Fuels such as wind and solar will therefore struggle to substitute for the extraordinary thermodynamic quality of the fossil fuels, which is, critically, derived only in part from solar radiation, with the bulk of it being the complexity of organic tissue created by natural selection, and most importantly the application of gravitational energy over hundreds of millions of years compressing the deposited biomass, increasing its temperature and causing chemical changes that elevate its energy state.
As any natural scientist will know, the thermodynamics of gravity are very special, and go a long way to explaining the extremely high energy density of fossil fuels. Indeed, there is a good argument to be made that the global civilisations that Sir David apparently wishes to preserve, at least in some form, are the creation of accumulated gravitational energy, not just fossilised sunshine.
I find it difficult to believe that Sir David is not aware that a societal system – an ‘ecological civilisation’ is his term – based on renewable energy flows of wind and solar will be very different in character from that which coal, oil, gas have created over the last five hundred. Indeed, he admits as much, writing that:
We must realign our political will, economic priorities and societal values to recognise that ecological wellbeing is matched to human wellbeing.

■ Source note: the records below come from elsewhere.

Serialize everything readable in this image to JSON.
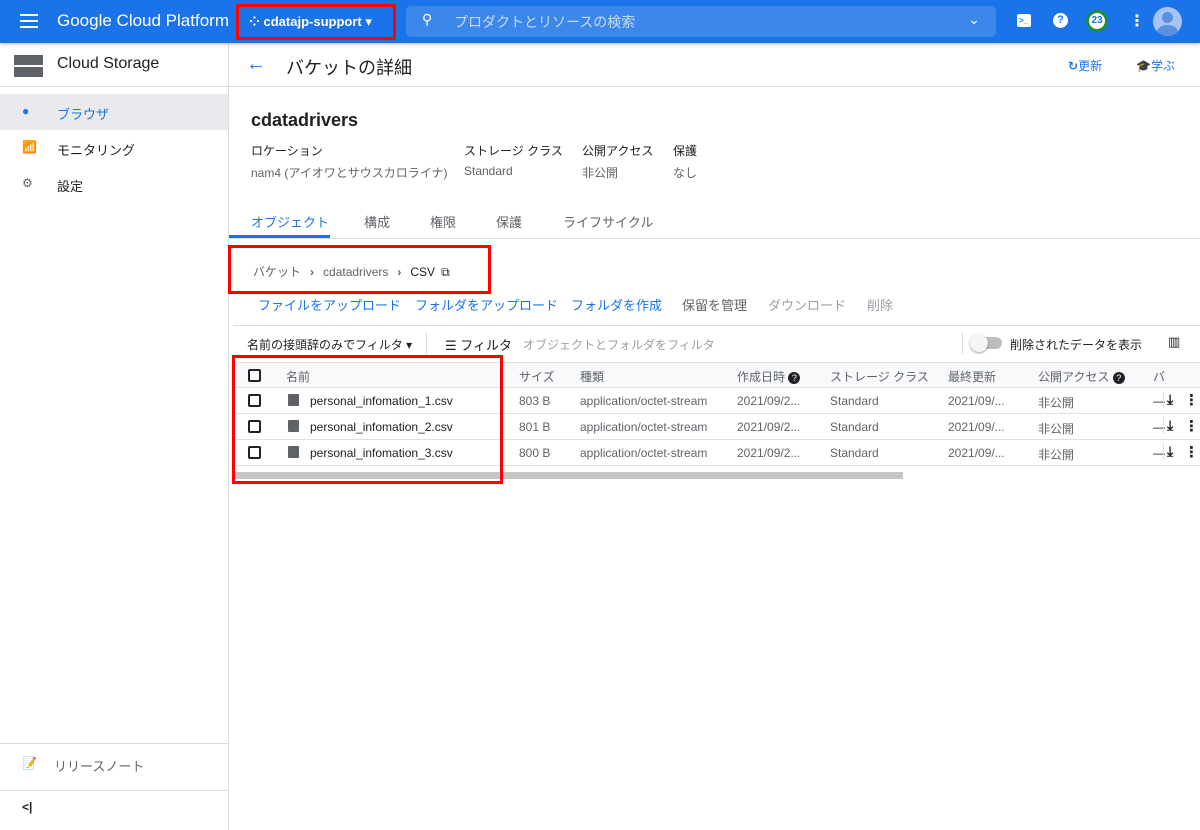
{
  "topbar": {
    "brand": "Google Cloud Platform",
    "project": "cdatajp-support",
    "search_placeholder": "プロダクトとリソースの検索",
    "notifications": "23"
  },
  "sidebar": {
    "title": "Cloud Storage",
    "items": [
      {
        "label": "ブラウザ"
      },
      {
        "label": "モニタリング"
      },
      {
        "label": "設定"
      }
    ],
    "release_notes": "リリースノート",
    "collapse": "<|"
  },
  "header": {
    "title": "バケットの詳細",
    "refresh": "更新",
    "learn": "学ぶ"
  },
  "bucket": {
    "name": "cdatadrivers",
    "props": [
      {
        "label": "ロケーション",
        "value": "nam4 (アイオワとサウスカロライナ)"
      },
      {
        "label": "ストレージ クラス",
        "value": "Standard"
      },
      {
        "label": "公開アクセス",
        "value": "非公開"
      },
      {
        "label": "保護",
        "value": "なし"
      }
    ]
  },
  "tabs": [
    "オブジェクト",
    "構成",
    "権限",
    "保護",
    "ライフサイクル"
  ],
  "breadcrumb": [
    "バケット",
    "cdatadrivers",
    "CSV"
  ],
  "actions": [
    "ファイルをアップロード",
    "フォルダをアップロード",
    "フォルダを作成",
    "保留を管理",
    "ダウンロード",
    "削除"
  ],
  "filter": {
    "prefix": "名前の接頭辞のみでフィルタ",
    "filter_label": "フィルタ",
    "placeholder": "オブジェクトとフォルダをフィルタ",
    "show_deleted": "削除されたデータを表示"
  },
  "table": {
    "columns": [
      "名前",
      "サイズ",
      "種類",
      "作成日時",
      "ストレージ クラス",
      "最終更新",
      "公開アクセス",
      "バ"
    ],
    "rows": [
      {
        "name": "personal_infomation_1.csv",
        "size": "803 B",
        "type": "application/octet-stream",
        "created": "2021/09/2...",
        "class": "Standard",
        "updated": "2021/09/...",
        "access": "非公開",
        "extra": "—"
      },
      {
        "name": "personal_infomation_2.csv",
        "size": "801 B",
        "type": "application/octet-stream",
        "created": "2021/09/2...",
        "class": "Standard",
        "updated": "2021/09/...",
        "access": "非公開",
        "extra": "—"
      },
      {
        "name": "personal_infomation_3.csv",
        "size": "800 B",
        "type": "application/octet-stream",
        "created": "2021/09/2...",
        "class": "Standard",
        "updated": "2021/09/...",
        "access": "非公開",
        "extra": "—"
      }
    ]
  }
}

I began this discussion by saying that David King is sincere in his climate catastrophism. I still believe that. However, on reflection, I am not sure that he is equally candid in his recommendations for mitigation. He believes in them, but he does so for reasons that not quite foregrounded. Consequently, a casual reader of his article might think that the ‘ecological society’ he envisages will be broadly similar to the current situation: ‘ecological wellbeing is human wellbeing’. But that would be a mistake.
The clear implication of Sir David’s Guardian article is that we must redefine our understanding of human wellbeing, so that it is consistent with his definition of ecological wellbeing. What that would entail is not spelled out in detail, but logic suggests that it would involve some sort of transvaluation of all values, or at least many of them. Fossil fuel and its remarkable ability to change the world to our advantage has resulted in populations that are, by historical standards, very large, remarkably free, very well educated, long-lived and healthy. Sir David seems be hinting that those variables will have to be trimmed back. One wonders by how much, and whether anyone would notice. Perhaps the article contains a clue. Infant mortality for neonates in Kenya is nearly six times that in the United Kingdom.